The approval was supported by a subgroup analysis of the multi-centre phase 3 PROpel trial.
Lynparza is a PARP inhibitor and the first targeted treatment to block DNA damage response (DDR) in cells/tumours harbouring a deficiency in homologous recombination repair (HRR).
In the study, Lynparza plus abiraterone showed highly clinically meaningful improvements in both radiographic progression-free survival (rPFS) and overall survival (OS) against abiraterone alone in patients with BRCAm.
Additionally, median rPFS and median OS were not achieved for patients treated with the Lynparza combo against a median of 8 months and 23 months, respectively, for patients treated with abiraterone alone.

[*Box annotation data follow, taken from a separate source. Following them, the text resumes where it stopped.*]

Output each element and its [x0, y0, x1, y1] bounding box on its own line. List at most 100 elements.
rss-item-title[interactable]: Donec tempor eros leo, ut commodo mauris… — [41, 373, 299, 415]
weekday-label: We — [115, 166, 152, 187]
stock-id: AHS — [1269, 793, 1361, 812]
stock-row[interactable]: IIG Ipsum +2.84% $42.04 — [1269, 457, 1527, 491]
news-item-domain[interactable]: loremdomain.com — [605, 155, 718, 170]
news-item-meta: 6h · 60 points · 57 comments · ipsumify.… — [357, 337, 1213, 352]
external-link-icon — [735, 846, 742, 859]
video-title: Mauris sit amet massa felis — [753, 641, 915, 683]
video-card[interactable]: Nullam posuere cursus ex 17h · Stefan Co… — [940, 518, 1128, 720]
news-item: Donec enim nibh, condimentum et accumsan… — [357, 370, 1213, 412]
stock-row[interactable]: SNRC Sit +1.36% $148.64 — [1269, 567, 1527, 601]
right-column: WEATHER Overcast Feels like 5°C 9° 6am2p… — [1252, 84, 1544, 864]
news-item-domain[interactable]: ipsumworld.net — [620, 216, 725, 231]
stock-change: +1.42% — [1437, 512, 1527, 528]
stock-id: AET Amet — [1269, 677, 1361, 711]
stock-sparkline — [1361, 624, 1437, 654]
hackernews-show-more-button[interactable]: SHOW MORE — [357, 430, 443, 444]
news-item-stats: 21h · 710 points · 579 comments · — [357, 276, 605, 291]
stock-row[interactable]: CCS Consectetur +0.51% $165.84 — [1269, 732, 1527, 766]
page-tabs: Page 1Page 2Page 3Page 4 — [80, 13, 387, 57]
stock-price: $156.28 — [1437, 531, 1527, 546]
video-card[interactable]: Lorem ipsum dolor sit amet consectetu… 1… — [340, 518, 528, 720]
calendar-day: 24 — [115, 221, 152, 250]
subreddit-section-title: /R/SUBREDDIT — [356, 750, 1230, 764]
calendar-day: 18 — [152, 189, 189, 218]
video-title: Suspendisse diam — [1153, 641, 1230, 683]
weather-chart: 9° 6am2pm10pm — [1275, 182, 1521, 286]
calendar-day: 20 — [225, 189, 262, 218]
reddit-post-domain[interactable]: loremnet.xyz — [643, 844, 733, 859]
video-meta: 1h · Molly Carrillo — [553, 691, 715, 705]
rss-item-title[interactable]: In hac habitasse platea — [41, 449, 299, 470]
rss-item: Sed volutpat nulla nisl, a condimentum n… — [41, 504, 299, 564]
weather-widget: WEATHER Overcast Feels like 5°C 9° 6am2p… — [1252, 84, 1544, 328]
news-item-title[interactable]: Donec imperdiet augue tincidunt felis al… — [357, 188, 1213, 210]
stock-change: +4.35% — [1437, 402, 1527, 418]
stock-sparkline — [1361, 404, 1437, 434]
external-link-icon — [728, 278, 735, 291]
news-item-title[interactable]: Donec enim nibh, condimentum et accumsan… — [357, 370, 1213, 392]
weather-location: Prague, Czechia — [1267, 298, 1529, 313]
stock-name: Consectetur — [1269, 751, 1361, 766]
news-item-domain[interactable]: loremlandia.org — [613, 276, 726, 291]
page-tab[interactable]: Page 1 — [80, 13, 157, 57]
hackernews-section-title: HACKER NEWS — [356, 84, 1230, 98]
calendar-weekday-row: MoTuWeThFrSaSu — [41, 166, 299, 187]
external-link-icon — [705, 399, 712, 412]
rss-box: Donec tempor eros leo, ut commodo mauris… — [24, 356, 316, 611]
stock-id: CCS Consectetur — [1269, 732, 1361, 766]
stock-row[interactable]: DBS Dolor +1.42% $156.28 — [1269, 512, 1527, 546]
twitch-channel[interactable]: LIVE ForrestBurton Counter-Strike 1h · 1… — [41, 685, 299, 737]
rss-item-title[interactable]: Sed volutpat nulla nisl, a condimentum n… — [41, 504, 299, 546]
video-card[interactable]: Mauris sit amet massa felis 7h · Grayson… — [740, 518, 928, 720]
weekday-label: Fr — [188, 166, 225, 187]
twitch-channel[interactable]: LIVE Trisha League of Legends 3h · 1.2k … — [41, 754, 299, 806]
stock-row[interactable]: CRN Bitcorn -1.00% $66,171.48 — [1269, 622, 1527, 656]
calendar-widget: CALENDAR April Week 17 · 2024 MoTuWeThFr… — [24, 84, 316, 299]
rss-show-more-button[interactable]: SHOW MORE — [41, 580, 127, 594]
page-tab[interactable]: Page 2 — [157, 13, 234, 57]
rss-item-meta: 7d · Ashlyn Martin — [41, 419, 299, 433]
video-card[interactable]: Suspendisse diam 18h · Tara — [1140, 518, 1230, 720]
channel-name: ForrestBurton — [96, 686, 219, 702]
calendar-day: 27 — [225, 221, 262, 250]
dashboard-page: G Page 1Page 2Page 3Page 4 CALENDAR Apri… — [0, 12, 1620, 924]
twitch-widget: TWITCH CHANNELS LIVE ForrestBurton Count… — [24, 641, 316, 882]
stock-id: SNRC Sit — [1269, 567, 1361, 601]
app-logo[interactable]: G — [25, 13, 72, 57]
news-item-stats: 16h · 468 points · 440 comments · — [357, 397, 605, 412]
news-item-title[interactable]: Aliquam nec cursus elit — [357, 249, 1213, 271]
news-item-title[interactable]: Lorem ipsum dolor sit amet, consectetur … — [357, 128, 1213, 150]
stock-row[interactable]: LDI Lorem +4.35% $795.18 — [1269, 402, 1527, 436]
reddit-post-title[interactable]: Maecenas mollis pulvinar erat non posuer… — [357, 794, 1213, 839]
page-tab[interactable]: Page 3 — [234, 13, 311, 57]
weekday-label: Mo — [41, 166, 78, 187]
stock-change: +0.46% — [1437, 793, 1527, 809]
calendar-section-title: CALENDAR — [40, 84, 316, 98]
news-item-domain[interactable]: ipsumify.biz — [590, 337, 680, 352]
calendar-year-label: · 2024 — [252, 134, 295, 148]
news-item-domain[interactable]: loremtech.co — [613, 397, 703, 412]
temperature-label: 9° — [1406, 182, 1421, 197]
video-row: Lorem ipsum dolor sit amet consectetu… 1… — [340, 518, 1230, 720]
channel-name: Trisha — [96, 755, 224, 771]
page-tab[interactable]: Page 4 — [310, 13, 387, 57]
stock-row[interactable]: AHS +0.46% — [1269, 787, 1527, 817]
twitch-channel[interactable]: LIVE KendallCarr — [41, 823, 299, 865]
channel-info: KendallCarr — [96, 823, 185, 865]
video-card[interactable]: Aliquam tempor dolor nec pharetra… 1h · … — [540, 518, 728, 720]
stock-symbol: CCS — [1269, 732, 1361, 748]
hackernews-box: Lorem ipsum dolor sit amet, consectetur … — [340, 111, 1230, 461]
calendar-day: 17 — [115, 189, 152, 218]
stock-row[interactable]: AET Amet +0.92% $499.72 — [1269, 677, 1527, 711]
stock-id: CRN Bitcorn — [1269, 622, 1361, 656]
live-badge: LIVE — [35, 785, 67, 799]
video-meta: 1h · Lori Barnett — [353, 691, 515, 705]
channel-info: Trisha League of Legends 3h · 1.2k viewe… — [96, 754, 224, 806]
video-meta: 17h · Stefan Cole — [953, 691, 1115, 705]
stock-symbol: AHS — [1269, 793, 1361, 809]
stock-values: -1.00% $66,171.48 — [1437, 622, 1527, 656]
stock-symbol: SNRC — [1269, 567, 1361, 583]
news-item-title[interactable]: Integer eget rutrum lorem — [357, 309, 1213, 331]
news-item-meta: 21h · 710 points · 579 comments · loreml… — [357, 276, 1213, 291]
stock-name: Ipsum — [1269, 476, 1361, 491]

AstraZeneca Oncology Business Unit executive vice president Dave Fredrickson said: “There is a critical unmet need for new first-line treatment options for patients with BRCA-mutated metastatic castration-resistant prostate cancer and this approval underscores the importance of BRCA testing at metastatic diagnosis.
Lynparza is already approved in the US as monotherapy for patients with HRR gene-mutated mCRPC (BRCAm and other HRR gene mutations).
MSD Research Laboratories chief medical officer Eliav Barr said: “In PROpel, the Lynparza combination improved radiographic progression-free survival and overall survival for the subgroup of patients with BRCA-mutated metastatic castration-resistant prostate cancer.
“This approval reinforces the importance of routine testing for genetic mutations at metastatic diagnosis to help guide clinical decisions.”
In a separate development, the pharmaceutical major stopped the brazikumab inflammatory bowel disease (IBD) development programme.
Brazikumab is an investigational anti-IL-23 monoclonal antibody to treat Crohn’s disease (CD) and ulcerative colitis (UC).
The development programme included the phase 2b/3 INTREPID trial in CD and the phase 2 EXPEDITION trial in UC, and their respective open-label extension trials.